Given the central role which expert evidence plays in most transfer pricing cases, these issues take on an increased importance. The potential issues with expert evidence should be addressed early, with a view to preventing disputes as to the utility and relevance of an expert's evidence.
The Commissioner was successful in terms of the outcome of this case. This was because the Court found that the Borrower had not led evidence which addressed the Court's interpretation of the proper statutory question.
Importantly, however, the Court rejected the Commissioner's key contentions that would have affected the arm's length interest rate. In particular, the Court rejected the Commissioner's submissions that:
- an arm's length loan would have been made in USD (rather than AUD); and
- that the arm's length interest rate would have been reduced because the Borrower would receive a higher credit rating due to the implicit support of its Parent.
The rejection of the Commissioner's position on currency highlights the commercial nature of this decision. The question of whether arm's length parties would borrow in different currencies is broader than asking what the ideal currency for a loan would be.
The rejection of the Commissioner's position on the relevance of credit rating agencies and the relevance of implicit support will give rise to uncertainty going forward, as it is unclear how an arm's length interest rate can be practically determined (without resorting to expert evidence). Taxpayers using an approach based on rating agency guidance will need to consider their positions.

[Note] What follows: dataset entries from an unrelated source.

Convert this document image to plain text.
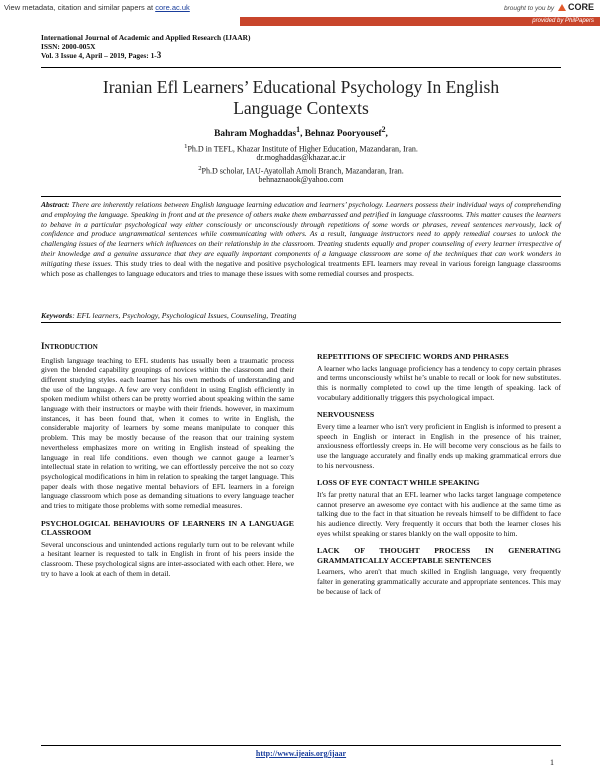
View metadata, citation and similar papers at core.ac.uk	brought to you by CORE
provided by PhilPapers
International Journal of Academic and Applied Research (IJAAR)
ISSN: 2000-005X
Vol. 3 Issue 4, April – 2019, Pages: 1-3
Iranian Efl Learners’ Educational Psychology In English
Language Contexts
Bahram Moghaddas$^1$, Behnaz Pooryousef$^2$,
$^1$Ph.D in TEFL, Khazar Institute of Higher Education, Mazandaran, Iran.
dr.moghaddas@khazar.ac.ir
$^2$Ph.D scholar, IAU-Ayatollah Amoli Branch, Mazandaran, Iran.
behnaznaook@yahoo.com
Abstract: There are inherently relations between English language learning education and learners’ psychology. Learners possess their individual ways of comprehending and employing the language. Speaking in front and at the presence of others make them embarrassed and petrified in language classrooms. This matter causes the learners to behave in a particular psychological way either consciously or unconsciously through repetitions of some words or phrases, reveal sentences nervously, lack of confidence and produce ungrammatical sentences while communicating with others. As a result, language instructors need to apply remedial courses to unlock the challenging issues of the learners which influences on their relationship in the classroom. Treating students equally and proper counseling of every learner irrespective of their knowledge and a genuine assurance that they are equally important components of a language classroom are some of the techniques that can work wonders in mitigating these issues. This study tries to deal with the negative and positive psychological treatments EFL learners may reveal in various foreign language classrooms which pose as challenges to language educators and tries to manage these issues with some remedial courses and prospects.
Keywords: EFL learners, Psychology, Psychological Issues, Counseling, Treating

INTRODUCTION

English language teaching to EFL students has usually been a traumatic process given the blended capability groupings of novices within the classroom and their different studying styles. each learner has his own methods of understanding and the use of the language. A few are very confident in using English efficiently in spoken medium whilst others can be pretty worried about speaking within the same language with their instructors or maybe with their friends. however, in maximum instances, it has been found that, when it comes to write in English, the considerable majority of learners by some means manipulate to conquer this problem. This may be mostly because of the reason that our training system nevertheless emphasizes more on writing in English instead of speaking the language in real life conditions. even though we cannot gauge a learner’s intellectual state in relation to writing, we can effortlessly perceive the not so cozy psychological modifications in him in relation to speaking the target language. This paper deals with those negative mental behaviors of EFL learners in a foreign language classroom which pose as demanding situations to every language teacher and tries to mitigate those problems with some remedial measures.

PSYCHOLOGICAL BEHAVIOURS OF LEARNERS IN A LANGUAGE CLASSROOM

Several unconscious and unintended actions regularly turn out to be relevant while a hesitant learner is requested to talk in English in front of his peers inside the classroom. These psychological signs are inter-associated with each other. Here, we try to have a look at each of them in detail.

REPETITIONS OF SPECIFIC WORDS AND PHRASES

A learner who lacks language proficiency has a tendency to copy certain phrases and terms unconsciously whilst he’s unable to recall or look for new substitutes. this is normally completed to cowl up the time length of speaking. lack of vocabulary additionally triggers this psychological impact.

NERVOUSNESS

Every time a learner who isn't very proficient in English is informed to present a speech in English or interact in English in the presence of his trainer, anxiousness effortlessly creeps in. He will become very conscious as he fails to use the language accurately and finally ends up making grammatical errors due to his nervousness.

LOSS OF EYE CONTACT WHILE SPEAKING

It's far pretty natural that an EFL learner who lacks target language competence cannot preserve an awesome eye contact with his audience at the same time as talking due to the fact in that situation he reveals himself to be diffident to face his audience directly. Very frequently it occurs that both the learner closes his eyes whilst speaking or stares blankly on the wall opposite to him.

LACK OF THOUGHT PROCESS IN GENERATING GRAMMATICALLY ACCEPTABLE SENTENCES

Learners, who aren't that much skilled in English language, very frequently falter in generating grammatically accurate and appropriate sentences. This may be because of lack of

http://www.ijeais.org/ijaar
1
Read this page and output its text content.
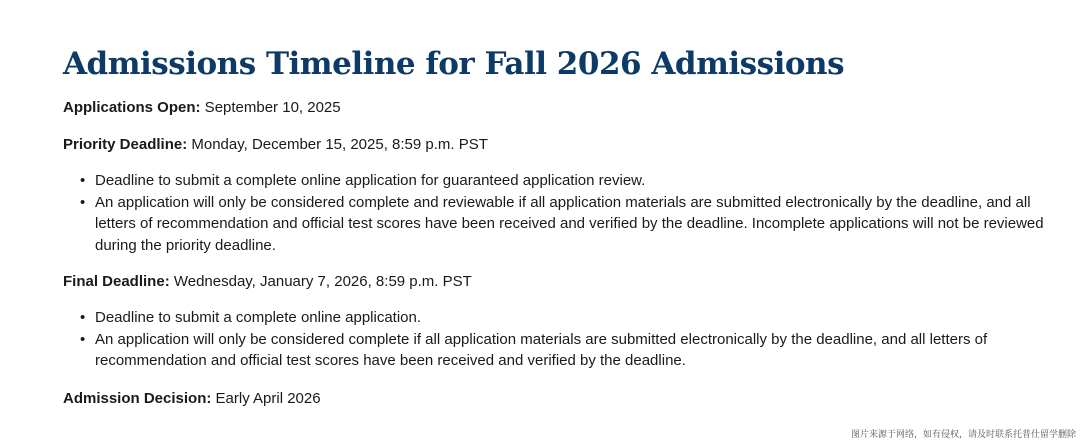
Admissions Timeline for Fall 2026 Admissions

Applications Open: September 10, 2025

Priority Deadline: Monday, December 15, 2025, 8:59 p.m. PST

• Deadline to submit a complete online application for guaranteed application review.
• An application will only be considered complete and reviewable if all application materials are submitted electronically by the deadline, and all letters of recommendation and official test scores have been received and verified by the deadline. Incomplete applications will not be reviewed during the priority deadline.

Final Deadline: Wednesday, January 7, 2026, 8:59 p.m. PST

• Deadline to submit a complete online application.
• An application will only be considered complete if all application materials are submitted electronically by the deadline, and all letters of recommendation and official test scores have been received and verified by the deadline.

Admission Decision: Early April 2026

图片来源于网络，如有侵权，请及时联系托普仕留学删除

The implications of this decision will be thoroughly considered in at least three contexts:
- applying the arm's length principle to establish and analyse transfer pricing positions;
- negotiating advance pricing agreements with the Commissioner; and
- transfer pricing disputes.
The appeal process may change or clarify some of the aspects of this decision. However, there are many aspects of transfer pricing that remain unresolved. Importantly, the case did not require the Court to consider Division 815-B, which sets out a different transfer pricing framework (and applies to all future transactions). Given the legal and factual complexities and uncertainties that underpin transfer pricing disputes, taxpayers and the ATO will continue to try to resolve them without litigation. Although the vast majority of transfer pricing disputes are resolved in this way, some may end up before the courts, where effective, collaborative and focused conduct of the dispute will be of vital importance.